WHAT happens when you hand college students free cash? That’s the question behind an experiment playing out in Cambridge, Massachusetts. Starting this month, $100 worth of bitcoins are being given to students at the Massachusetts Institute of Technology.
Bitcoin has been heralded as the future of money, an anonymous way to purchase anything from a coffee to illegal drugs. But it has struggled to make the transition to common currency. By injecting bitcoins into a real-world community, the MIT Bitcoin Project hopes to spur acceptance of the cryptocurrency among people who might not otherwise try it.
“We’re cultivating an ecosystem,” says Dan Elitzer at MIT Sloan School of Management, who runs the project along with Jeremy Rubin and Richard Ni. “We’ve got that density and that critical mass adoption to hopefully see what’s possible once Bitcoin is more broadly accepted and broadly used.”
To fund the project, Elitzer and his team raised more than $500,000 in alumni donations earlier this year; about half came from Alexandar Morcos, a former student who runs a high-frequency trading firm in New York City. The first stipends started rolling out to students who had signed up two weeks ago. The students are free to do what they want with the bitcoins – so long as it’s legal.
One popular way to spend the stash is on takeaway food. The Boston area boasts a number of shops that accept bitcoin, including Patty Chen’s Dumpling Room and Veggie Galaxy. It also had one of the first bitcoin ATMs in the US. In addition, the MIT campus store now accepts the currency in exchange for things like textbooks and college sweatshirts.
Sam Udotong, who studies aerospace engineering, plans to launch a start-up in the next two weeks sparked by the campus’s influx of bitcoins. His Fireflies app will let students request or carry out tasks for each other on campus in return for bitcoins, like picking up a meal from the cafeteria on a cold night. In August, Fireflies won the$1500 Awesome Award from a competition hosted by the MIT Bitcoin Project.

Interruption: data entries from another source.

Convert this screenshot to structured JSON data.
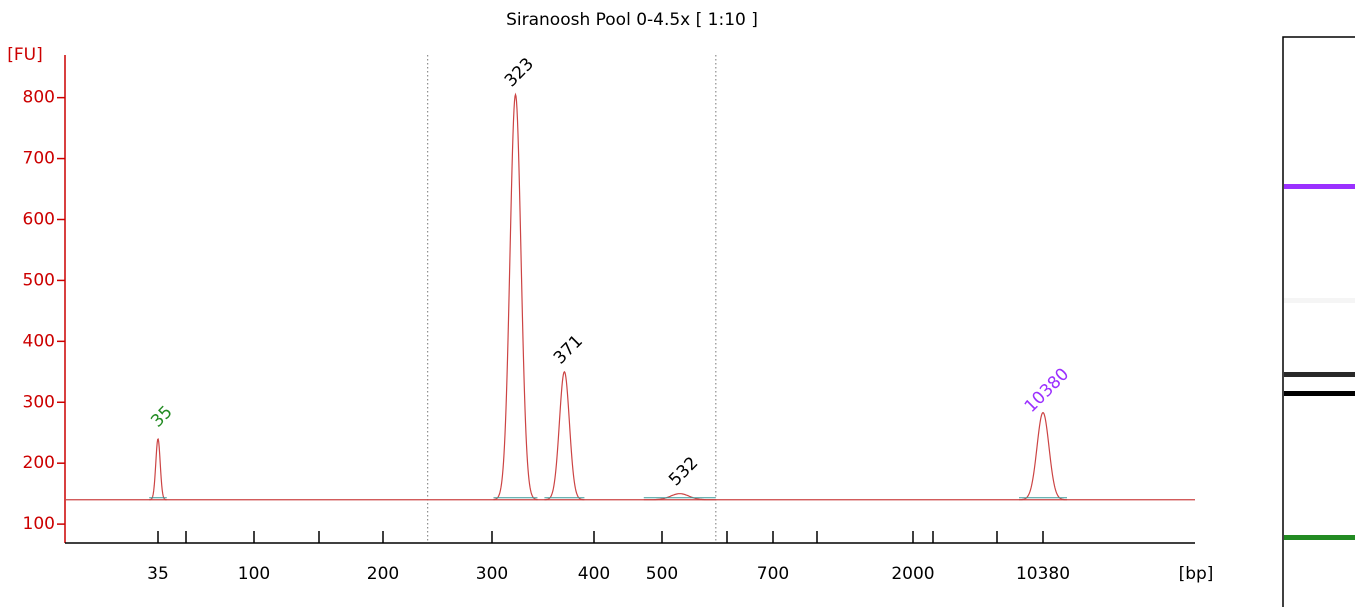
{
  "chart_data": {
    "type": "electropherogram",
    "title": "Siranoosh Pool 0-4.5x  [ 1:10 ]",
    "y_label": "[FU]",
    "x_label": "[bp]",
    "ylim": [
      69,
      870
    ],
    "yticks": [
      100,
      200,
      300,
      400,
      500,
      600,
      700,
      800
    ],
    "xticks": [
      35,
      null,
      100,
      null,
      200,
      300,
      400,
      500,
      null,
      700,
      null,
      2000,
      null,
      null,
      10380
    ],
    "baseline": 140,
    "region_bounds": [
      241,
      597
    ],
    "trace_color": "#cc4444",
    "axis_color": "#cc0000",
    "peaks": {
      "x": [
        35,
        323,
        371,
        532,
        10380
      ],
      "values": [
        240,
        805,
        350,
        150,
        283
      ],
      "label_colors": [
        "#228b22",
        "#000000",
        "#000000",
        "#000000",
        "#9b30ff"
      ]
    }
  }
}
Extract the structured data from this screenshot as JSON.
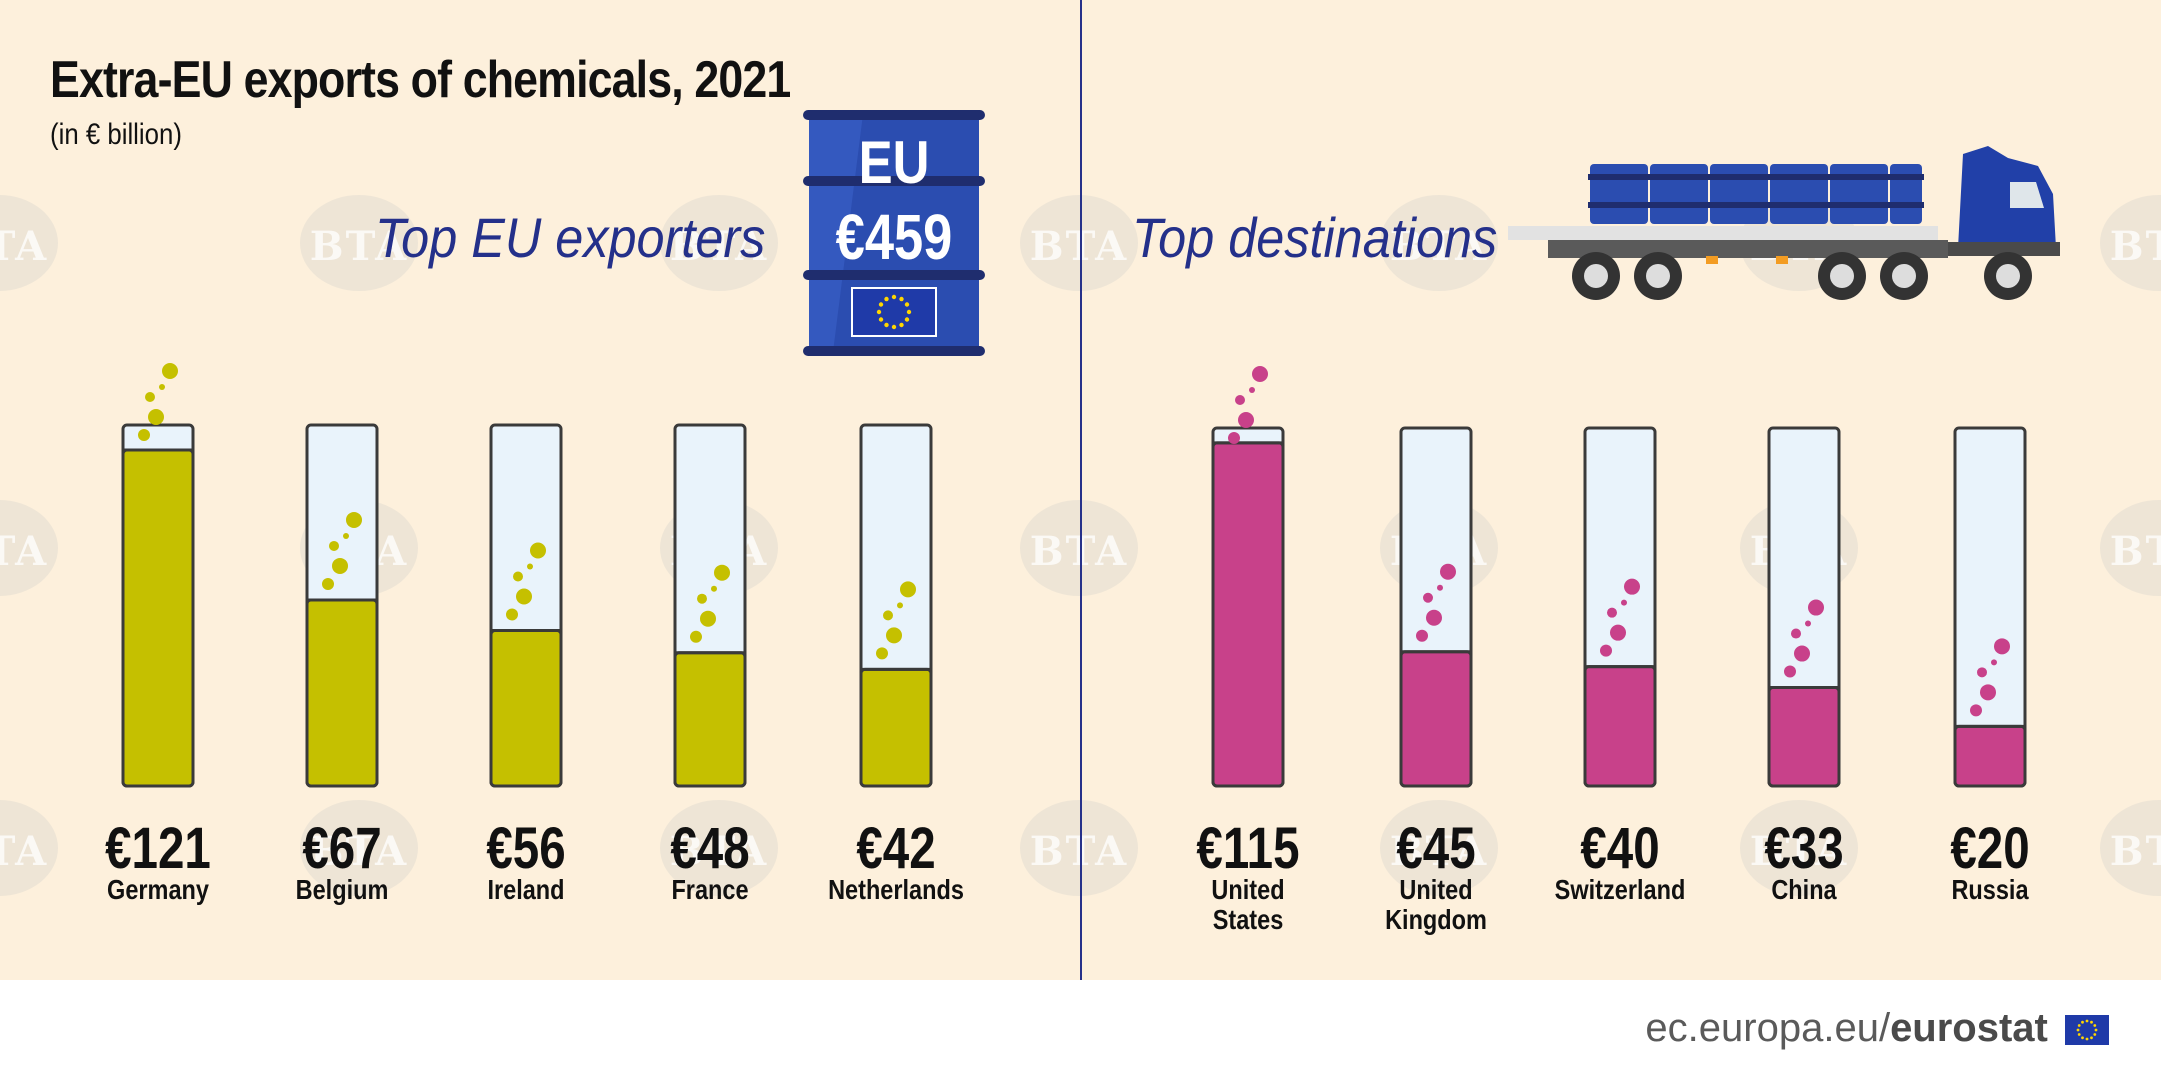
{
  "header": {
    "title": "Extra-EU exports of chemicals, 2021",
    "subtitle": "(in € billion)"
  },
  "exporters": {
    "heading": "Top EU exporters",
    "eu_total_label": "EU",
    "eu_total_value": "€459"
  },
  "destinations": {
    "heading": "Top destinations"
  },
  "watermark_text": "BTA",
  "footer": {
    "site": "ec.europa.eu/",
    "brand": "eurostat"
  },
  "colors": {
    "exporters": "#c5c000",
    "destinations": "#c8418a",
    "tube_empty": "#e9f3fb",
    "heading": "#24308a",
    "background": "#fdf0dc"
  },
  "chart_data": [
    {
      "type": "bar",
      "title": "Top EU exporters",
      "categories": [
        "Germany",
        "Belgium",
        "Ireland",
        "France",
        "Netherlands"
      ],
      "value_labels": [
        "€121",
        "€67",
        "€56",
        "€48",
        "€42"
      ],
      "values": [
        121,
        67,
        56,
        48,
        42
      ],
      "unit": "€ billion",
      "ylim": [
        0,
        130
      ]
    },
    {
      "type": "bar",
      "title": "Top destinations",
      "categories": [
        "United States",
        "United Kingdom",
        "Switzerland",
        "China",
        "Russia"
      ],
      "category_lines": [
        [
          "United",
          "States"
        ],
        [
          "United",
          "Kingdom"
        ],
        [
          "Switzerland"
        ],
        [
          "China"
        ],
        [
          "Russia"
        ]
      ],
      "value_labels": [
        "€115",
        "€45",
        "€40",
        "€33",
        "€20"
      ],
      "values": [
        115,
        45,
        40,
        33,
        20
      ],
      "unit": "€ billion",
      "ylim": [
        0,
        120
      ]
    }
  ]
}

“You can go to restaurants or buy stuff online, but in terms of physically using it, there isn’t that much you can do yet,” says Udotong. “We’re hoping Fireflies will fill that hole.”

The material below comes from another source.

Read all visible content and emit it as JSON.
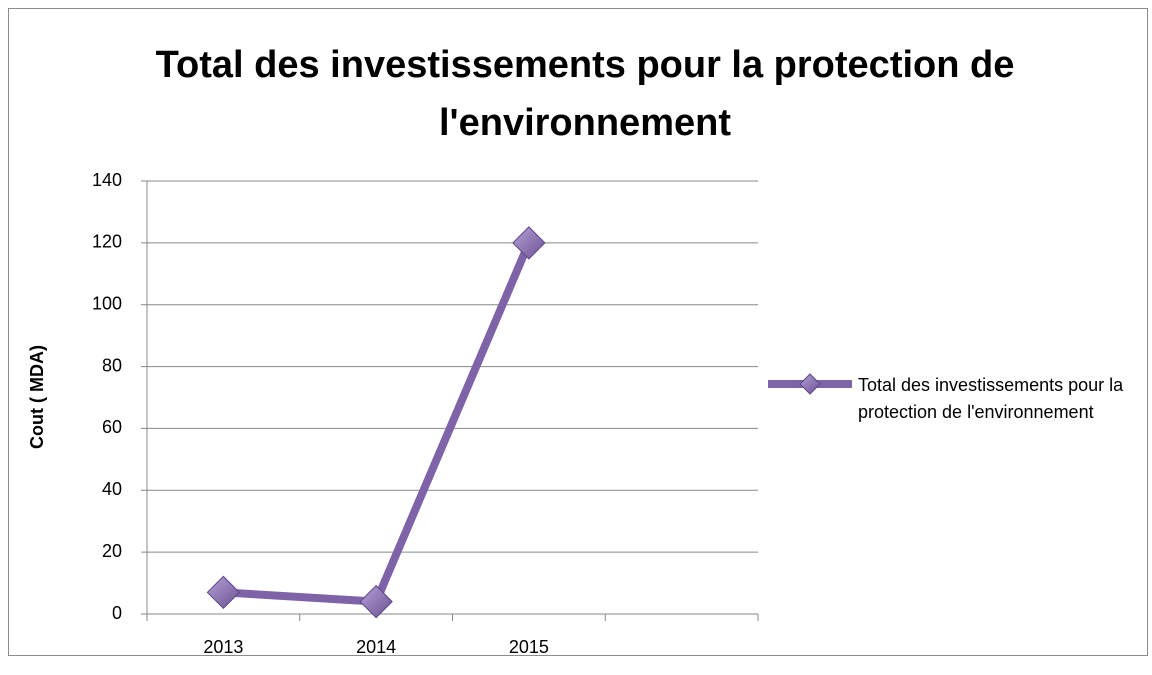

A number of students have chosen not to spend their bitcoins, instead keeping them as an investment or selling them for regular cash. Jonathan Harvey Buschel, a first-year student studying electrical engineering, says he plans to use some of his allotted bitcoins as a means of sending money to friends, as Bitcoin offers an appealing alternative to banking apps.
It remains to be seen whether the project will create a self-sustaining community around Bitcoin. Elitzer’s team is collecting data from users to find out how they used their money and whether their attitudes toward the currency have changed.

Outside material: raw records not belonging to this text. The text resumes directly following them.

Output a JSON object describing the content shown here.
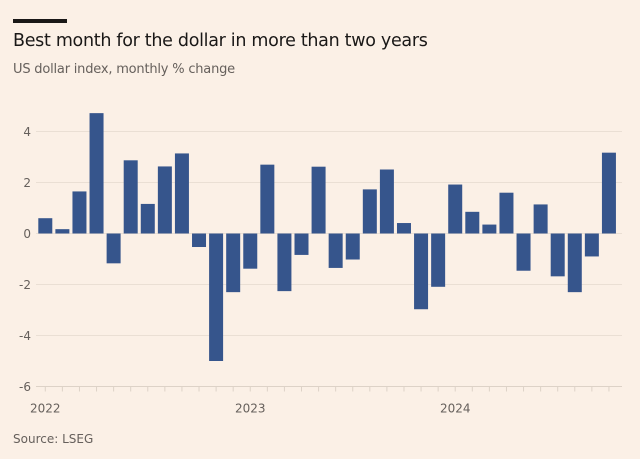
{
  "header": {
    "title": "Best month for the dollar in more than two years",
    "subtitle": "US dollar index, monthly % change"
  },
  "footer": {
    "source": "Source: LSEG"
  },
  "colors": {
    "background": "#fbf0e6",
    "bar": "#36558c",
    "grid": "#eadfd4",
    "axis_text": "#66605c",
    "title_text": "#1a1817"
  },
  "chart_data": {
    "type": "bar",
    "title": "Best month for the dollar in more than two years",
    "subtitle": "US dollar index, monthly % change",
    "xlabel": "",
    "ylabel": "",
    "ylim": [
      -6,
      5
    ],
    "yticks": [
      4,
      2,
      0,
      -2,
      -4,
      -6
    ],
    "ytick_labels": [
      "4",
      "2",
      "0",
      "-2",
      "-4",
      "-6"
    ],
    "grid": true,
    "legend": "none",
    "x_tick_labels": [
      {
        "label": "2022",
        "index": 0
      },
      {
        "label": "2023",
        "index": 12
      },
      {
        "label": "2024",
        "index": 24
      }
    ],
    "categories": [
      "2022-01",
      "2022-02",
      "2022-03",
      "2022-04",
      "2022-05",
      "2022-06",
      "2022-07",
      "2022-08",
      "2022-09",
      "2022-10",
      "2022-11",
      "2022-12",
      "2023-01",
      "2023-02",
      "2023-03",
      "2023-04",
      "2023-05",
      "2023-06",
      "2023-07",
      "2023-08",
      "2023-09",
      "2023-10",
      "2023-11",
      "2023-12",
      "2024-01",
      "2024-02",
      "2024-03",
      "2024-04",
      "2024-05",
      "2024-06",
      "2024-07",
      "2024-08",
      "2024-09",
      "2024-10"
    ],
    "values": [
      0.6,
      0.17,
      1.65,
      4.72,
      -1.17,
      2.87,
      1.16,
      2.63,
      3.14,
      -0.53,
      -5.0,
      -2.3,
      -1.38,
      2.7,
      -2.26,
      -0.84,
      2.62,
      -1.35,
      -1.02,
      1.73,
      2.51,
      0.41,
      -2.97,
      -2.09,
      1.92,
      0.85,
      0.35,
      1.6,
      -1.46,
      1.14,
      -1.68,
      -2.3,
      -0.9,
      3.17
    ],
    "source": "Source: LSEG"
  }
}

“I think that increasing awareness of cryptocurrencies is a positive thing, though it’s also important for people to be aware of the associated risks and regulatory issues,” says John Villasenor at the University of California, Los Angeles. For example, a crash at popular exchange site Mt Gox earlier this year cost customers millions in bitcoin. Regulations about the finer points of Bitcoin remain in a grey area, as seen in the recent legal battle over a mining tool named Tidbit.
“Increasing awareness of cryptocurrencies is a positive thing, though be aware of the risks”
William Luther, an economist at Kenyon College in Ohio, adds that the project may struggle to triumph over the limited opportunities to spend bitcoins and societal pressure to use more common currency. “It’s not a slam dunk. You can give a student $100 worth of Bitcoin, but you can’t make them use it,” he says.